8 april 2024 – Column Gerben H. Bakker: Poptempel
De trouwe lezer weet dat ik een stukje livemuziek goed weet te waarderen. Zo schreeuwde ik onlangs de teksten van The Wild Romance nog mee in het Hoornse Manifesto. Dit kent een geschiedenis. Daar waar leeftijdsgenoten vroeger de kermissen afstruinde wist ik de weg naar menig jongerencentrum te vinden. Eigenlijk hebben we het hier over poppodia; in elk dorp was er wel een plaats te vinden waar jeugd, livemuziek en jongerenwerk elkaar troffen. Zo sprong ik bij Cayen van het podium, ruilde ik demotapes bij Everland en stond ik in een moment van overmoed zelfs rappend op het podium in JooB. Het ware mooie tijden. De kids waren van de straat en konden zo zichzelf en het popcircuit leren kennen. Dat was wel wat subsidiegeld waard.
‘Zo sprong ik bij Cayen van het podium, ruilde ik demotapes bij Everland en stond ik in een moment van overmoed zelfs rappend op het podium in JooB’.
Tijden veranderen. Livemuziek in de polder beperkt zich tot zomerfestivals en het bespelen van een instrument is een curiositeit geworden. Behoefte weg, locatie dicht. De poppodia die er nog wel zijn worden kritisch gevolgd welk doel zij dienen en hoeveel gemeenschapsgeld zij rechtvaardigen. De namen van P3, De Waardse Tempel en Manifesto kennen de meeste mensen dan ook niet door de memorabele concerten maar van het gebrek aan sfeer of de kritische raadsvragen. Oké, er zijn uitzonderingen. Zo lijken Victorie in Alkmaar en kleinduimpje Pardoes in Hoogwoud wel vitaal en te voorzien in een behoefte.
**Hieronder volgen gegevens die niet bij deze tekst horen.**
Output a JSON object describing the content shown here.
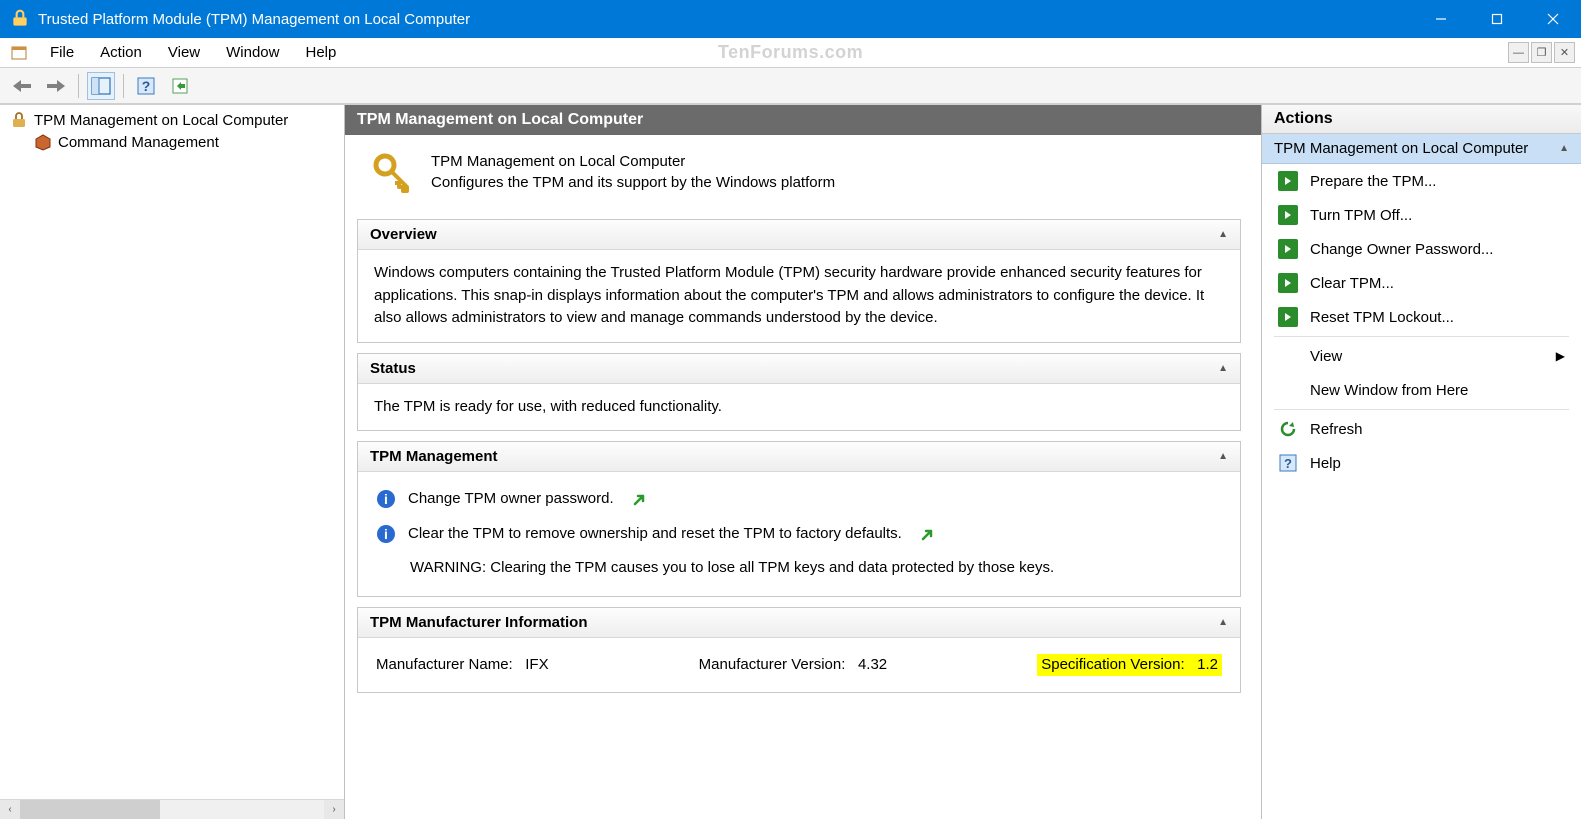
{
  "title_bar": {
    "title": "Trusted Platform Module (TPM) Management on Local Computer"
  },
  "menu": [
    "File",
    "Action",
    "View",
    "Window",
    "Help"
  ],
  "watermark": "TenForums.com",
  "tree": {
    "root": "TPM Management on Local Computer",
    "child": "Command Management"
  },
  "content": {
    "header": "TPM Management on Local Computer",
    "desc_title": "TPM Management on Local Computer",
    "desc_sub": "Configures the TPM and its support by the Windows platform",
    "overview": {
      "title": "Overview",
      "body": "Windows computers containing the Trusted Platform Module (TPM) security hardware provide enhanced security features for applications. This snap-in displays information about the computer's TPM and allows administrators to configure the device. It also allows administrators to view and manage commands understood by the device."
    },
    "status": {
      "title": "Status",
      "body": "The TPM is ready for use, with reduced functionality."
    },
    "mgmt": {
      "title": "TPM Management",
      "change_pw": "Change TPM owner password.",
      "clear": "Clear the TPM to remove ownership and reset the TPM to factory defaults.",
      "warning": "WARNING: Clearing the TPM causes you to lose all TPM keys and data protected by those keys."
    },
    "mfr": {
      "title": "TPM Manufacturer Information",
      "name_label": "Manufacturer Name:",
      "name_value": "IFX",
      "ver_label": "Manufacturer Version:",
      "ver_value": "4.32",
      "spec_label": "Specification Version:",
      "spec_value": "1.2"
    }
  },
  "actions": {
    "header": "Actions",
    "group": "TPM Management on Local Computer",
    "items": {
      "prepare": "Prepare the TPM...",
      "turn_off": "Turn TPM Off...",
      "change_pw": "Change Owner Password...",
      "clear": "Clear TPM...",
      "reset": "Reset TPM Lockout...",
      "view": "View",
      "new_window": "New Window from Here",
      "refresh": "Refresh",
      "help": "Help"
    }
  }
}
Anno 2024 is de heilige graal leefbaarheid. Het poppodium staat hierbij symbool voor een bruisende jongerencultuur in tijden van vergrijzing. Hét recept voor een aantrekkelijk vestigingsklimaat voor inwoners en bedrijvigheid. Binnen de grootstedelijke ambities van De Poort van Hoorn lijkt een splinternieuwe poptempel dan ook een vanzelfsprekendheid. Om het wensdenken een beetje te temperen moeten we echter niet vergeten dat een culturele programmering altijd geld kost -zelfs bij volle zalen- en er onmogelijk is te concurreren met Amsterdam op een halfuurtje reizen. Laten we het vooral op een eigen wijze organiseren.
‘Om het wensdenken een beetje te temperen moeten we echter niet vergeten dat een culturele programmering altijd geld kost’
Een regio als West-Friesland verdient en rechtvaardigt een aantrekkelijk popcircuit, getuige alleen al het niet geringe aantal artiesten met nationale en internationale reputatie. Maar ga ons belastinggeld alsjeblieft niet in nieuwe stenen steken. De Hoornse binnenstad staat vol prachtige accommodaties die schreeuwen om publiek. Van de theaters en musea tot kerken en bibliotheek. Laat de ambitie ‘poppodium’ dan ook vorm krijgen in een werkbudget waarbij bestaande instellingen centraal worden gefinancierd en het geld bij een sterke programmering terecht komt. Laten wij een voorbeeld nemen aan een ongesubsidieerd etablissement aan het Kerkplein met zaal dat de facto al popodium is. Voor het laatst gemoderniseerd in 1913; oh ironie.